When it comes to the World Olive Oil Competition, my thinking has always been to recognize and celebrate every producer who manages to achieve outstanding quality.

That's why I decided years ago to do away with the Best in Class award, saying at the time, "Crafting a high-quality olive oil is an arduous task. Every producer who manages to do so deserves to be recognized without unjustified hierarchies."

The notion that an oil that received a score of 96 by a panel of judges is better than an oil that scored a 94 is nonsense. Sensory analysis is the best way to record how an oil tastes at the time, but it's an imperfect metric.

I know that a panel can score an oil a 78, and then 82 a few hours later. As I explained in announcing my decision back then, "even the line between ‘good’ and ‘great’ can be fuzzy."

Over the years, we led the way in providing value to all producers of quality. Back when competitions did nothing more than post their list of winners in a PDF, we built an online guide with original product images, profiles, links to producers' websites, retail locator, pairing app and tourism finder. Among the winning brands, we never surmise that one is better than another.

At some point, we noticed a few producers posting that their brands were declared the "best in the world" by someone whose business plan was apparently to tally the results from olive oil competitions around the world and order them according to how many awards they won in all. So producers who could afford to enter a dozen competitions were top ranked, while those with smaller marketing budgets were sidelined.

The point, it seemed to me at the time, was to sell stickers. Ugly "World's Best EVOO" stickers doled out by some guy in Germany with a calculator. I moved on.

Then another guy in butter country, this time the Netherlands I think, started his own ranking (like all industries, ours is rife with plagiarists who can't think for themselves) with another clunky website, ugly sticker, and the divine name EVOOWR.

Web analytics tools revealed that the two sites were getting almost zero traffic, which made sense. Why would consumers be drawn to hollow, homely, aggregated lists of olive oil brands?

One of these tallymen asked in an email for a spreadsheet of our results to make his job easier (no). The other decided one day to cut back on the contests he had to compute by excluding some based on whether the judging was in-person or done remotely.

And yet, to my dismay, I saw at least one competition organizer boasting that their contest was among the ones included in these armchair "world rankings" – rankings that penalized smaller producers, attracted no consumer interest and were based on arbitrary criteria. It was all nonsense.

Something had to be done.

I decided to let my technical team loose on building a ranking system done our way. It highlights consistent excellence, supports producers of all sizes and introduces an array of innovations designed to enlighten consumers on the value of high-quality extra virgin olive oils.

The Olive Oil Times World Ranking

Every producer's page includes a complete record of achievements, links to their websites and social channels, product images and press coverage. More than 1,500 producers are indexed, updated in real time as the World Olive Oil Competition results are certified.

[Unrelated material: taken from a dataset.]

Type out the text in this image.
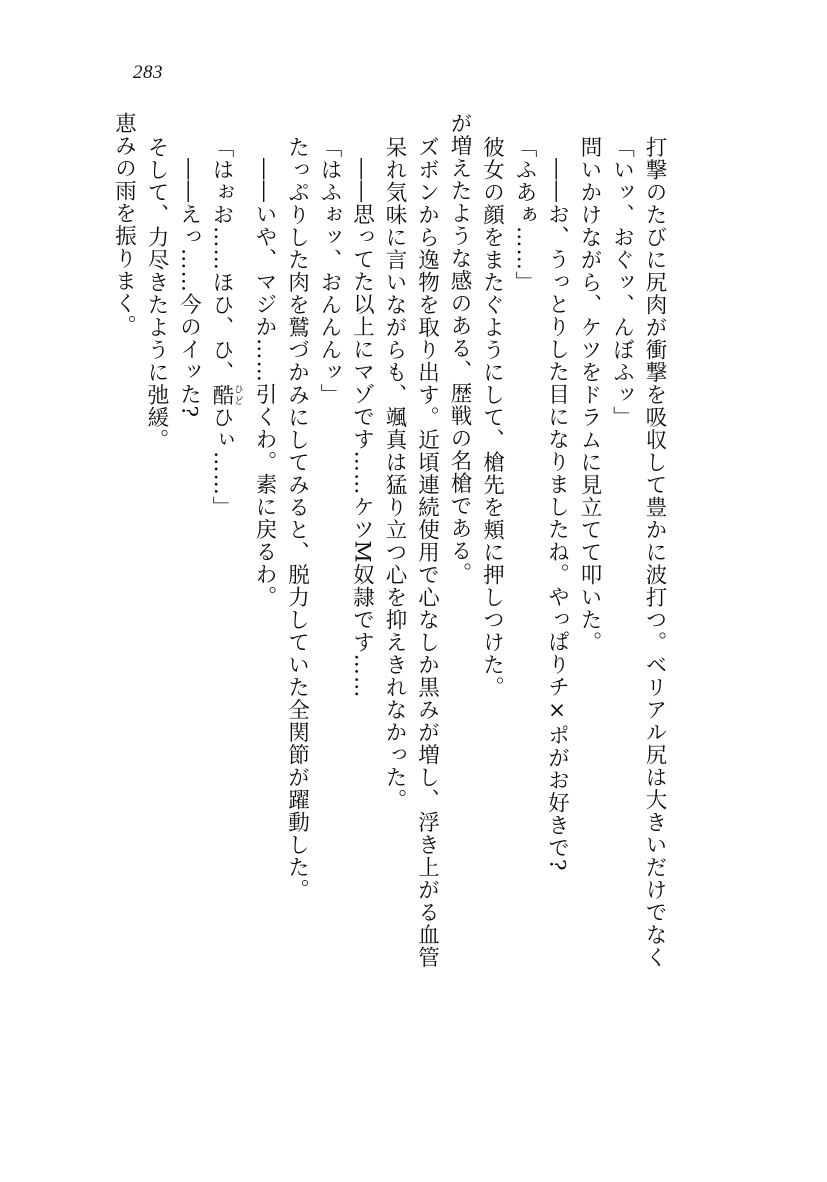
283
恵みの雨を振りまく。 そして、力尽きたように弛緩。 ――えっ……今のイッた? 「はぉお……ほひ、ひ、酷ひどひぃ……」 ――いや、マジか……引くわ。素に戻るわ。 たっぷりした肉を鷲づかみにしてみると、脱力していた全関節が躍動した。 「はふぉッ、おんんんッ」 ――思ってた以上にマゾです……ケツM奴隷です…… 呆れ気味に言いながらも、颯真は猛り立つ心を抑えきれなかった。 ズボンから逸物を取り出す。近頃連続使用で心なしか黒みが増し、浮き上がる血管 が増えたような感のある、歴戦の名槍である。 彼女の顔をまたぐようにして、槍先を頬に押しつけた。 「ふあぁ……」 ――お、うっとりした目になりましたね。やっぱりチ×ポがお好きで? 問いかけながら、ケツをドラムに見立てて叩いた。 「いッ、おぐッ、んぼふッ」 打撃のたびに尻肉が衝撃を吸収して豊かに波打つ。ベリアル尻は大きいだけでなく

I didn't want to do it. And yet, when the objective is not to sell stickers, but instead to boost all producers of excellence and educate the public using a transparent methodology, it aligns with our values.

Readers seem to like it – more than a million have checked out the platform so far. They're using the AI image search function to see if products they see at the store are vetted; learning about quality criteria, cultivars and defects; and they're clicking through to producers' websites to find more about the people behind the winning brands.

It's a new way to present the mountain of data from the world's largest annual quality assessment of olive oil brands. The best way, however, to truly rank one olive oil over another is to ask, "Which one would you like to enjoy right now?"